Imagen: Salvador y «Taty» Allende desde La Tercera
Por Willy Haltenhoff Nikiforos
—¡Sale tú, yo me quedaré! —grité a mi hija Taty, que tomando mi brazo insistía en quedarse conmigo. Estábamos en pasillo fuera de mi despacho en medio de un ruido ensordecedor de artillería de morteros, bazucas y de las bombas de los tanques. Le rogaba que saliera junto a las otras compañeras que estaban protegiéndose en el Salón Toesca.
—¡Quiero quedarme contigo, papá, por favor te lo pido!— me gritó de nuevo.
Le volví a insistir que no se quedara, que no quería muertes innecesarias, menos de mi hija. Ella me miró angustiada, pues no comprendía mi decisión. Quería a toda costa quedarse conmigo.

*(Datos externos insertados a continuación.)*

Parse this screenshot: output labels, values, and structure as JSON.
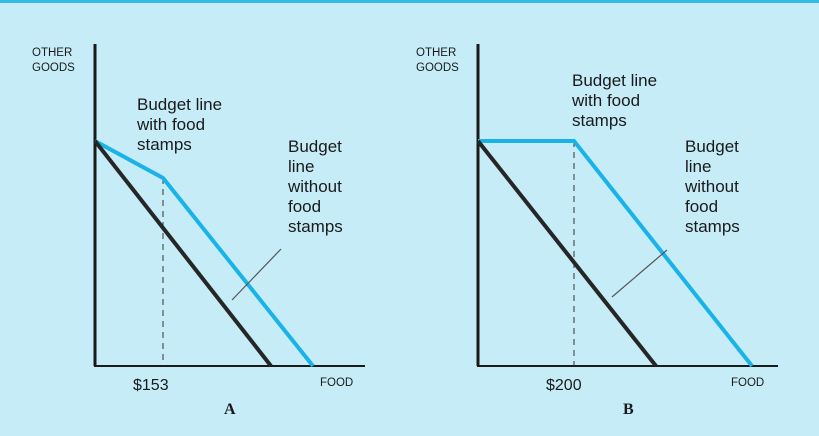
{
  "colors": {
    "background": "#c6ecf8",
    "accent": "#1ab3e8",
    "budget_without": "#262626",
    "axis": "#1a1a1a"
  },
  "panels": [
    {
      "panel_label": "A",
      "y_axis_label": [
        "OTHER",
        "GOODS"
      ],
      "x_axis_label": "FOOD",
      "tick_label": "$153",
      "with_label": [
        "Budget line",
        "with food",
        "stamps"
      ],
      "without_label": [
        "Budget",
        "line",
        "without",
        "food",
        "stamps"
      ]
    },
    {
      "panel_label": "B",
      "y_axis_label": [
        "OTHER",
        "GOODS"
      ],
      "x_axis_label": "FOOD",
      "tick_label": "$200",
      "with_label": [
        "Budget line",
        "with food",
        "stamps"
      ],
      "without_label": [
        "Budget",
        "line",
        "without",
        "food",
        "stamps"
      ]
    }
  ]
}
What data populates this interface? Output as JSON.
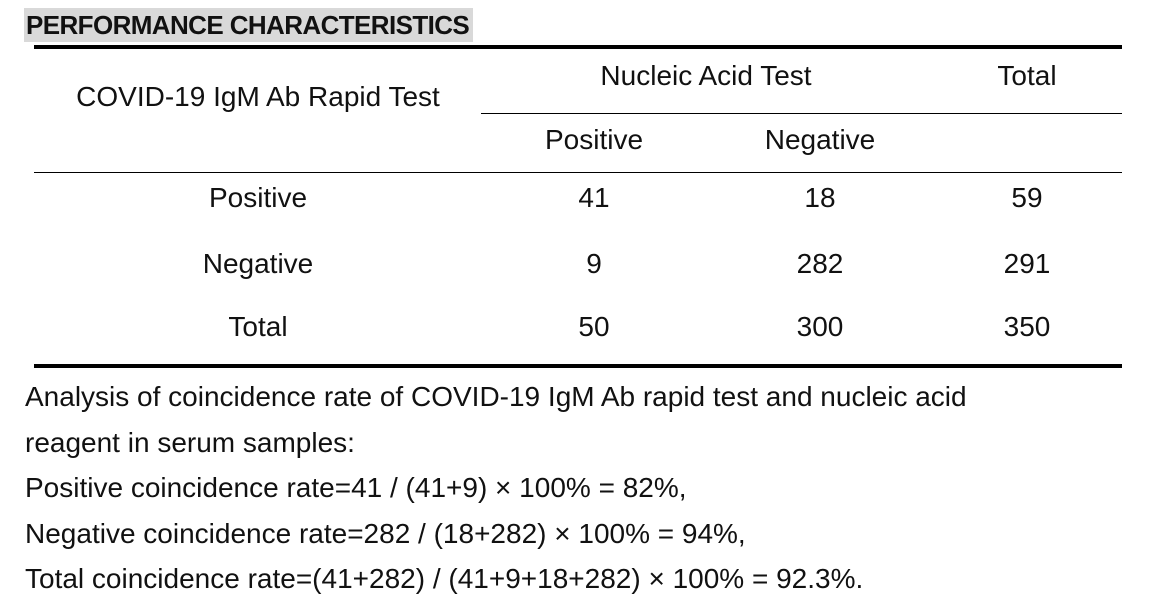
{
  "section_title": "PERFORMANCE CHARACTERISTICS",
  "table": {
    "row_header": "COVID-19 IgM Ab Rapid Test",
    "group_header": "Nucleic Acid Test",
    "total_header": "Total",
    "sub_headers": [
      "Positive",
      "Negative"
    ],
    "rows": [
      {
        "label": "Positive",
        "positive": "41",
        "negative": "18",
        "total": "59"
      },
      {
        "label": "Negative",
        "positive": "9",
        "negative": "282",
        "total": "291"
      },
      {
        "label": "Total",
        "positive": "50",
        "negative": "300",
        "total": "350"
      }
    ]
  },
  "analysis": {
    "intro_line1": "Analysis of coincidence rate of COVID-19 IgM Ab rapid test and nucleic acid",
    "intro_line2": "reagent in serum samples:",
    "positive_rate": "Positive coincidence rate=41 / (41+9) × 100% = 82%,",
    "negative_rate": "Negative coincidence rate=282 / (18+282) × 100% = 94%,",
    "total_rate": "Total coincidence rate=(41+282) / (41+9+18+282) × 100% = 92.3%."
  }
}
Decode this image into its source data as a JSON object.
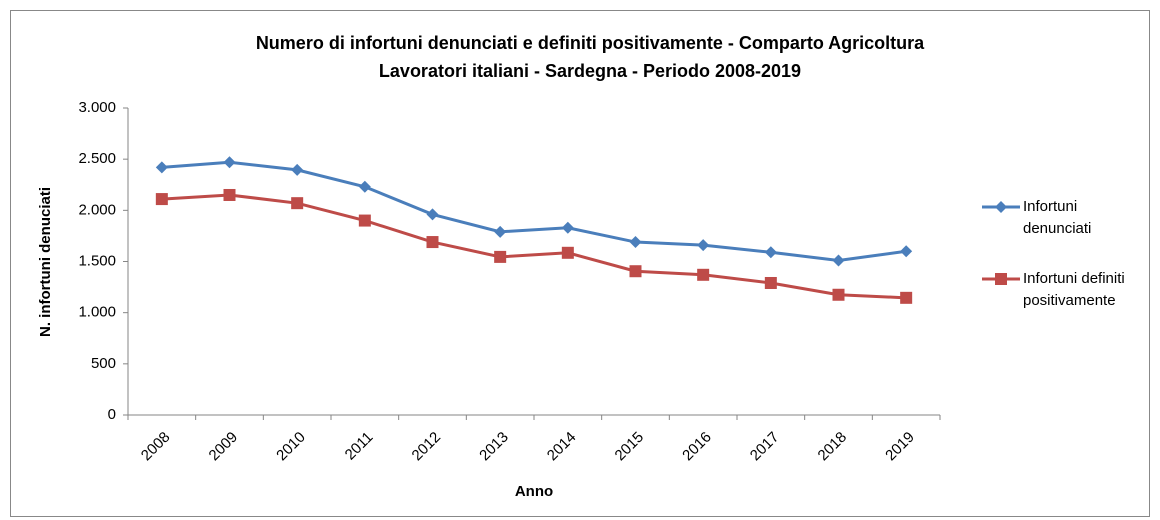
{
  "chart_data": {
    "type": "line",
    "title": "Numero di infortuni denunciati  e definiti positivamente - Comparto Agricoltura",
    "subtitle": "Lavoratori italiani  - Sardegna - Periodo 2008-2019",
    "x_label": "Anno",
    "y_label": "N. infortuni denuciati",
    "categories": [
      "2008",
      "2009",
      "2010",
      "2011",
      "2012",
      "2013",
      "2014",
      "2015",
      "2016",
      "2017",
      "2018",
      "2019"
    ],
    "series": [
      {
        "name": "Infortuni denunciati",
        "color": "#4a7ebb",
        "marker": "diamond",
        "values": [
          2420,
          2470,
          2395,
          2230,
          1960,
          1790,
          1830,
          1690,
          1660,
          1590,
          1510,
          1600
        ]
      },
      {
        "name": "Infortuni definiti positivamente",
        "color": "#be4b48",
        "marker": "square",
        "values": [
          2110,
          2150,
          2070,
          1900,
          1690,
          1545,
          1585,
          1405,
          1370,
          1290,
          1175,
          1145
        ]
      }
    ],
    "ylim": [
      0,
      3000
    ],
    "yticks": [
      0,
      500,
      {
        "value": 1000,
        "label": "1.000"
      },
      {
        "value": 1500,
        "label": "1.500"
      },
      {
        "value": 2000,
        "label": "2.000"
      },
      {
        "value": 2500,
        "label": "2.500"
      },
      {
        "value": 3000,
        "label": "3.000"
      }
    ],
    "grid": false,
    "legend": "right"
  }
}
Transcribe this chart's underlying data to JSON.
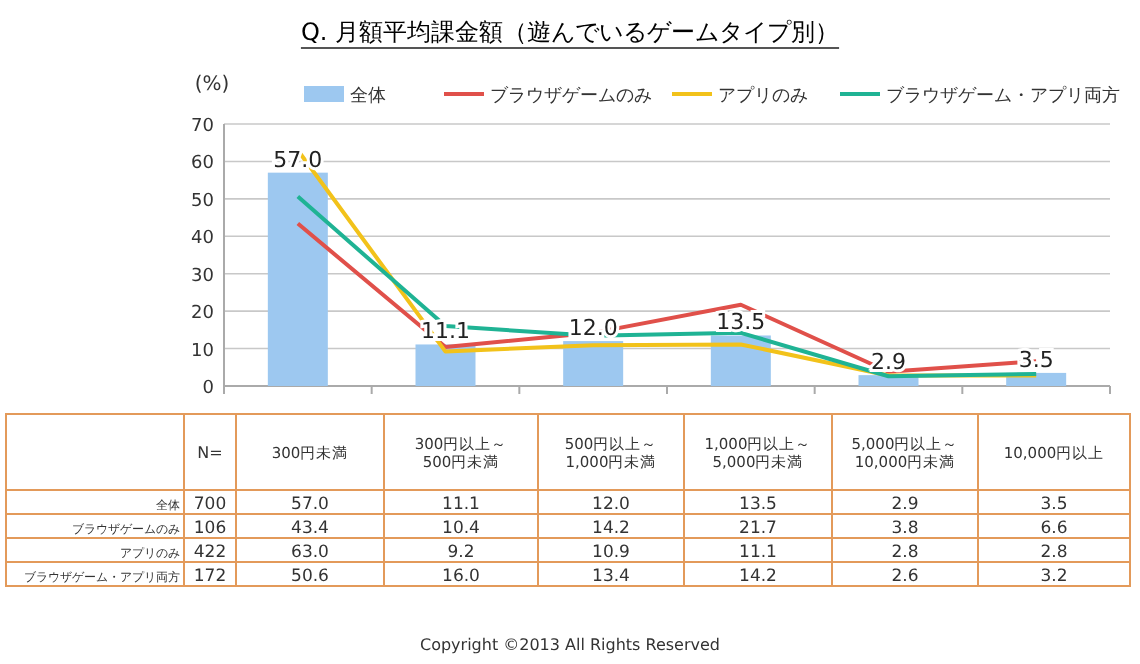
{
  "chart_data": {
    "type": "bar",
    "title": "Q. 月額平均課金額（遊んでいるゲームタイプ別）",
    "ylabel": "(%)",
    "categories": [
      "300円未満",
      "300円以上～\n500円未満",
      "500円以上～\n1,000円未満",
      "1,000円以上～\n5,000円未満",
      "5,000円以上～\n10,000円未満",
      "10,000円以上"
    ],
    "series": [
      {
        "name": "全体",
        "color": "#9dc8f0",
        "values": [
          57.0,
          11.1,
          12.0,
          13.5,
          2.9,
          3.5
        ],
        "value_labels": [
          "57.0",
          "11.1",
          "12.0",
          "13.5",
          "2.9",
          "3.5"
        ]
      },
      {
        "name": "ブラウザゲームのみ",
        "type": "line",
        "color": "#e0504a",
        "values": [
          43.4,
          10.4,
          14.2,
          21.7,
          3.8,
          6.6
        ],
        "value_labels": [
          "43.4",
          "10.4",
          "14.2",
          "21.7",
          "3.8",
          "6.6"
        ]
      },
      {
        "name": "アプリのみ",
        "type": "line",
        "color": "#f2c21a",
        "values": [
          63.0,
          9.2,
          10.9,
          11.1,
          2.8,
          2.8
        ],
        "value_labels": [
          "63.0",
          "9.2",
          "10.9",
          "11.1",
          "2.8",
          "2.8"
        ]
      },
      {
        "name": "ブラウザゲーム・アプリ両方",
        "type": "line",
        "color": "#1fb394",
        "values": [
          50.6,
          16.0,
          13.4,
          14.2,
          2.6,
          3.2
        ],
        "value_labels": [
          "50.6",
          "16.0",
          "13.4",
          "14.2",
          "2.6",
          "3.2"
        ]
      }
    ],
    "ylim": [
      0,
      70
    ],
    "yticks": [
      0,
      10,
      20,
      30,
      40,
      50,
      60,
      70
    ],
    "grid": "y",
    "legend": "top",
    "data_labels": true,
    "annotations": [
      "N=",
      "700",
      "106",
      "422",
      "172",
      "Copyright ©2013 All Rights Reserved"
    ]
  }
}
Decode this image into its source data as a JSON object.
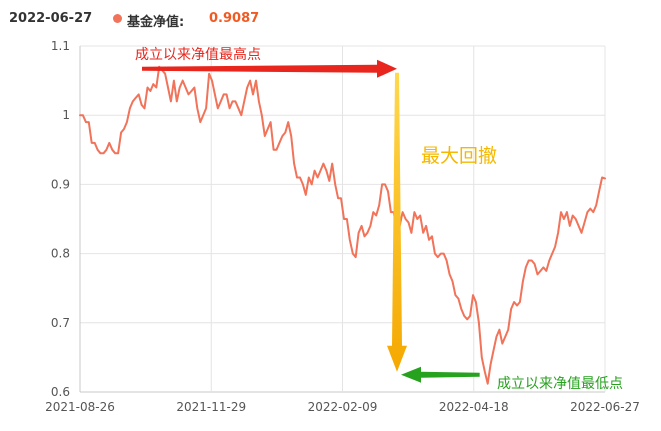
{
  "header": {
    "date": "2022-06-27",
    "legend_label": "基金净值:",
    "value": "0.9087"
  },
  "colors": {
    "line": "#f0735a",
    "peak_annotation": "#e8261d",
    "drawdown_arrow": "#f5b800",
    "trough_annotation": "#27a21f",
    "grid": "#e4e4e4"
  },
  "annotations": {
    "peak_label": "成立以来净值最高点",
    "drawdown_label": "最大回撤",
    "trough_label": "成立以来净值最低点"
  },
  "chart_data": {
    "type": "line",
    "title": "",
    "xlabel": "",
    "ylabel": "",
    "ylim": [
      0.6,
      1.1
    ],
    "yticks": [
      "0.6",
      "0.7",
      "0.8",
      "0.9",
      "1",
      "1.1"
    ],
    "xticks": [
      "2021-08-26",
      "2021-11-29",
      "2022-02-09",
      "2022-04-18",
      "2022-06-27"
    ],
    "grid": true,
    "series": [
      {
        "name": "基金净值",
        "values": [
          1.0,
          1.0,
          0.99,
          0.99,
          0.96,
          0.96,
          0.95,
          0.945,
          0.945,
          0.95,
          0.96,
          0.95,
          0.945,
          0.945,
          0.975,
          0.98,
          0.99,
          1.01,
          1.02,
          1.025,
          1.03,
          1.015,
          1.01,
          1.04,
          1.035,
          1.045,
          1.04,
          1.07,
          1.065,
          1.06,
          1.04,
          1.02,
          1.05,
          1.02,
          1.04,
          1.05,
          1.04,
          1.03,
          1.035,
          1.04,
          1.01,
          0.99,
          1.0,
          1.01,
          1.06,
          1.05,
          1.03,
          1.01,
          1.02,
          1.03,
          1.03,
          1.01,
          1.02,
          1.02,
          1.01,
          1.0,
          1.02,
          1.04,
          1.05,
          1.03,
          1.05,
          1.02,
          1.0,
          0.97,
          0.98,
          0.99,
          0.95,
          0.95,
          0.96,
          0.97,
          0.975,
          0.99,
          0.97,
          0.93,
          0.91,
          0.91,
          0.9,
          0.885,
          0.91,
          0.9,
          0.92,
          0.91,
          0.92,
          0.93,
          0.92,
          0.905,
          0.93,
          0.9,
          0.88,
          0.88,
          0.85,
          0.85,
          0.82,
          0.8,
          0.795,
          0.83,
          0.84,
          0.825,
          0.83,
          0.84,
          0.86,
          0.855,
          0.87,
          0.9,
          0.9,
          0.89,
          0.86,
          0.86,
          0.83,
          0.84,
          0.86,
          0.85,
          0.845,
          0.83,
          0.86,
          0.85,
          0.855,
          0.83,
          0.84,
          0.82,
          0.825,
          0.8,
          0.795,
          0.8,
          0.8,
          0.79,
          0.77,
          0.76,
          0.74,
          0.735,
          0.72,
          0.71,
          0.705,
          0.71,
          0.74,
          0.73,
          0.7,
          0.65,
          0.63,
          0.612,
          0.64,
          0.66,
          0.68,
          0.69,
          0.67,
          0.68,
          0.69,
          0.72,
          0.73,
          0.725,
          0.73,
          0.76,
          0.78,
          0.79,
          0.79,
          0.785,
          0.77,
          0.775,
          0.78,
          0.775,
          0.79,
          0.8,
          0.81,
          0.83,
          0.86,
          0.85,
          0.86,
          0.84,
          0.855,
          0.85,
          0.84,
          0.83,
          0.845,
          0.86,
          0.865,
          0.86,
          0.87,
          0.89,
          0.91,
          0.9087
        ]
      }
    ]
  }
}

—Hija mía, mi deber es permanecer aquí. Sal tú. Además estás embarazada y debes proteger a tu hijo. Hay once mujeres que deben salir contigo.
—¡No, papá, no te dejaré solo, quiero quedarme contigo para defender nuestro proceso revolucionario que tanto ha costado. Yo creo en él, ¡Quiero luchar para defenderlo!
—Hija, admiro tu lealtad. Sé que amas esta revolución tanto como yo, por eso te pido que salgas para que seas tú la que logre la unidad de las fuerzas de izquierda para enfrentar los duros tiempos que vendrán. Ese será tú deber, tu papá te amará siempre. Siempre estarás en mi corazón.
Luego la abracé con todas mis fuerzas, ella con sus ojos angustiados se alejó por el pasillo y fue a sumarse a un grupo que llegaba de otras oficinas. Todos enfilaron de inmediato hacia Morandé 80 en medio de un ruido de artillería que se multiplicaba.
Ingresé a mi despacho y cerré la puerta, tomé una foto de mi familia y la puse en el borde de mi escritorio. La miré fijamente un rato, de pronto sentí el grito del pueblo que venía de afuera. Me asomé a una ventana, corrí la cortina y sentí de inmediato los vítores de la muchedumbre. Recordé las veces que salí al balcón para recibir el apoyo de mi pueblo leal congregado en la Plaza de la Constitución. Recordé cuando nacionalicé el cobre, que era el gran legado que dejaba a mi país.
Ese día en mi discurso les pedí que confiaran en los dirigentes del futuro, para que nunca más el capital extranjero se robe nuestras riquezas naturales que son de todos los chilenos.
Ahora era distinto, la Plaza de la Constitución estaba llena de tanques y soldados traidores que con sus metralletas y bazucas disparaban hacia la Casa del Pueblo. Me alejé de la ventana muy triste, me pregunté por qué el sueño de tantos chilenos acababa a balazos. En ese instante sentí caer una bomba muy cerca de mi oficina provocando que la puerta se estremeciera. Era la Fuerza Aérea que comenzaba a bombardear. Debía apurarme.
Tomé el fusil que me regaló Fidel Castro, me senté en mi sofá, puse la culata en el piso, accioné el dedo y disparé.
Muchos años después, ya en democracia y cuando me convirtieron en estatua, fuí una mañana a La Moneda a la misma oficina donde me había disparado. Ahora un puñado de socialistas renovados reían alborozados mientras firmaban decretos para privatizar el agua, la electricidad, las comunicaciones, los caminos, el mar, las minas. Cerré mis ojos muy entristecido y volví a mi pedestal de estatua. De pronto sentí de nuevo una bala entrando a cabeza como esa mañana del 11 de septiembre, solo que esta vez yo no apreté el gatillo.